O
falecimento de uma importante líder indígena da Terra Indígena Mãe Maria (TIMM), em
Marabá (PA), marca não apenas a dor de uma comunidade, mas também um momento de
profunda reflexão sobre como a memória ancestral tem sido manipulada em certos
espaços acadêmicos — especialmente por setores da universidade pública
brasileira.
É inegável
a contribuição significativa das universidades federais no apoio e na promoção
de políticas afirmativas para os povos originários. Falo afirmativas até com
certo receio, pois percebo um interesse de neocolonialismo subjacente às
práticas de algumas universidades. Muitas ações de inclusão, formação e
pesquisa têm valorizado saberes e culturas indígenas como parte viva da
diversidade brasileira. Contudo, é necessário fazer uma crítica honesta quando
esses mesmos espaços parecem instrumentalizar o luto indígena para promover uma
agenda ideológica “woke” que pouco dialoga com a realidade das comunidades
envolvidas.
Neste
caso, o que se observa é a apropriação de um momento de perda profunda para se
reforçar discursos ideológicos que tentam projetar nas sociedades indígenas os
valores e as lógicas da política identitária moderna. Fica a pergunta: quem
autoriza a universidade a interpretar o pensamento indígena sob a lente de um
campo político tão específico?
A concepção de patriarcalismo que a universidade tem é realmente a visão que os indígenas têm acerca das lideranças masculinas? Ou o neocolonialismo de esquerda deve ser imposto intransigentemente sobre a cultura das etnias presentes na TIMM?
Muitas
etnias no Brasil — e isso não significa homogeneização nem cristalização de
costumes — apresentam formas próprias de organização social nas quais homens
também ocupam papéis centrais, muitas vezes espirituais e de liderança.

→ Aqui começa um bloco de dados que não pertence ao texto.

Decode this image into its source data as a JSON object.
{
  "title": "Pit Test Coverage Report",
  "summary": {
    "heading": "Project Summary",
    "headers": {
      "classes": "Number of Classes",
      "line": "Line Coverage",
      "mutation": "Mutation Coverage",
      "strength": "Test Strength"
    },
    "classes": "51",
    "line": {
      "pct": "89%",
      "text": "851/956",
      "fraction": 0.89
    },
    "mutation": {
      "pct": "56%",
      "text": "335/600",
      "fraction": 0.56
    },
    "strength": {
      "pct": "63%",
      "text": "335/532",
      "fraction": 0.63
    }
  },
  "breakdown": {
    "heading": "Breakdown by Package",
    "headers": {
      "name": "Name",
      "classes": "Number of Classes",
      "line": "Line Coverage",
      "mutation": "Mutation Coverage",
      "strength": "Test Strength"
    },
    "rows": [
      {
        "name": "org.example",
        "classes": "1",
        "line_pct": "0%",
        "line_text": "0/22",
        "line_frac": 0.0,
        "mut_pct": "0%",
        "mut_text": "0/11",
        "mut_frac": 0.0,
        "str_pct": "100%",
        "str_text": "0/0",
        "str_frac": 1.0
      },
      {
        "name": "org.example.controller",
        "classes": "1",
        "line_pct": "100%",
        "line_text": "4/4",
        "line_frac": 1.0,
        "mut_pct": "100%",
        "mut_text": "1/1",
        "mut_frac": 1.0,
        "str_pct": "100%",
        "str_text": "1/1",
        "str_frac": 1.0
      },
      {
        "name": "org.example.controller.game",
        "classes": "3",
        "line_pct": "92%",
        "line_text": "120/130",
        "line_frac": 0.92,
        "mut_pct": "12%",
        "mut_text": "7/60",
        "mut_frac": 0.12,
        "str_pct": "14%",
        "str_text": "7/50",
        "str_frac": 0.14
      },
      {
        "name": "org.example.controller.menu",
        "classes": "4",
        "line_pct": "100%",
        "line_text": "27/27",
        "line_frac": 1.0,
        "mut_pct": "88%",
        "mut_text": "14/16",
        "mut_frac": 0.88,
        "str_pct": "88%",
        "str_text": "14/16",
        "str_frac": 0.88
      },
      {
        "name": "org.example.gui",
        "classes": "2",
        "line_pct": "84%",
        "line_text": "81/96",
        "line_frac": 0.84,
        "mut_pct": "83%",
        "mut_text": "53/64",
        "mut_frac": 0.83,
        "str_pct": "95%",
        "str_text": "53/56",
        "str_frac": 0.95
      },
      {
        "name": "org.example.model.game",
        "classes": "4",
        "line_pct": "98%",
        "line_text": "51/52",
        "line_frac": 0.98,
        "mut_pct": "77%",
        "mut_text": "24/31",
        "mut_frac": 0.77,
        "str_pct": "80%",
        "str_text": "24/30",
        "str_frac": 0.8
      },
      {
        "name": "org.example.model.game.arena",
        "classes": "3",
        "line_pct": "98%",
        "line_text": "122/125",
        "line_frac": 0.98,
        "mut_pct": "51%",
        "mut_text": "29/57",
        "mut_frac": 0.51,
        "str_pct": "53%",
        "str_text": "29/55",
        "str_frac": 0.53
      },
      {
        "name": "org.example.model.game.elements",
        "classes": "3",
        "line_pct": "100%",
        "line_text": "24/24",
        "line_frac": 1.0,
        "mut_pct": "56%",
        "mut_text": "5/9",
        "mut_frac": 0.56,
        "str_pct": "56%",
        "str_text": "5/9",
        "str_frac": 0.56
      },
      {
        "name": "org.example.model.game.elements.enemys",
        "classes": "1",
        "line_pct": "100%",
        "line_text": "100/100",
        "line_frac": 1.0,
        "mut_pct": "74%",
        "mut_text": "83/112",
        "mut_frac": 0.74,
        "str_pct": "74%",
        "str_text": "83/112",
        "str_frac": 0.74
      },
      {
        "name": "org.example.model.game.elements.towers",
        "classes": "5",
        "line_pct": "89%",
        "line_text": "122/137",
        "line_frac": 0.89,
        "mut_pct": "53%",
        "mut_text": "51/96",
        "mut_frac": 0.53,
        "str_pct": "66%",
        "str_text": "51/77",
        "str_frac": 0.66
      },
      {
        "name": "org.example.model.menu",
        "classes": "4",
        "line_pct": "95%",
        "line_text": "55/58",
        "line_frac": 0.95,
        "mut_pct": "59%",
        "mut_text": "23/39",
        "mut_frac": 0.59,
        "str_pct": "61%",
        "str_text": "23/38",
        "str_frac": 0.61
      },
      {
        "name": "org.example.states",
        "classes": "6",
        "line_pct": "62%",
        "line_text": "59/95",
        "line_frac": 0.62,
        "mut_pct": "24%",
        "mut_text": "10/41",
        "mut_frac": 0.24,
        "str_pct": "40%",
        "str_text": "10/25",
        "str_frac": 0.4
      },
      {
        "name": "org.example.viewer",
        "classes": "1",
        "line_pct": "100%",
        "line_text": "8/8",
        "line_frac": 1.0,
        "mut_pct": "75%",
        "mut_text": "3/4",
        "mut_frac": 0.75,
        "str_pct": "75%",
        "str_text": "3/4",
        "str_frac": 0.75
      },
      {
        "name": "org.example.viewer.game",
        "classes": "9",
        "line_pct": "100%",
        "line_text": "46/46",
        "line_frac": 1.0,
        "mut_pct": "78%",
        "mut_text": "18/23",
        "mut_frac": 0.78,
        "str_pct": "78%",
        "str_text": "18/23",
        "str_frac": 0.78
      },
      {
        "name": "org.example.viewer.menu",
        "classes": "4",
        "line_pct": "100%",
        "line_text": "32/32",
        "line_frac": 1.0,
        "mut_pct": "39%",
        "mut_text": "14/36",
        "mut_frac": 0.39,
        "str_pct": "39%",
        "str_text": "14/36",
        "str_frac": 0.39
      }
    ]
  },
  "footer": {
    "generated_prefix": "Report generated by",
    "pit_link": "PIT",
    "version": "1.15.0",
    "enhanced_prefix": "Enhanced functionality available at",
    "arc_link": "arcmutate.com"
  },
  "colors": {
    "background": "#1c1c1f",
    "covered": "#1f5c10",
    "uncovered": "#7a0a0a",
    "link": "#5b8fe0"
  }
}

Reconhecer isso não é negar os avanços conquistados pelas mulheres indígenas,
mas sim respeitar a complexidade das cosmologias e das tradições desses povos.
Infelizmente,
o que parece acontecer é uma tentativa de ressignificar tais práticas segundo
um viés de pensamento que se julga libertador, mas que termina impondo suas
categorias de gênero, poder e representação a realidades que não pediram por
elas. Isso, a meu ver, configura um novo tipo de colonização: simbólica,
acadêmica e travestida de "justiça epistêmica".
A
Universidade Federal não deveria se utilizar da morte de uma mulher indígena —
com toda a trajetória que ela construiu — como palco para repisar batalhas
políticas entre feminismo e patriarcado. Deveria, isso sim, render-lhe
homenagens sinceras, ouvir sua comunidade, exaltar seu papel como mãe,
liderança e guardiã da cultura de seu povo.
Não se
trata de negar que há opressões. Mas é preciso evitar reduzir a experiência
indígena a um roteiro em que as universidades atuam como roteiristas e
protagonistas ao mesmo tempo. Há mais sabedoria no silêncio respeitoso diante
de um caixão do que nos discursos que projetam mais o ego acadêmico do que a
alma da memória que se foi.
Aos que
fazem da universidade pública um espaço de diálogo real com os povos indígenas,
minha admiração. Mas que não usem o luto como discurso. Que não falem por quem
pode — e quer — falar por si.
Talvez
seja esse o verdadeiro respeito à ancestralidade.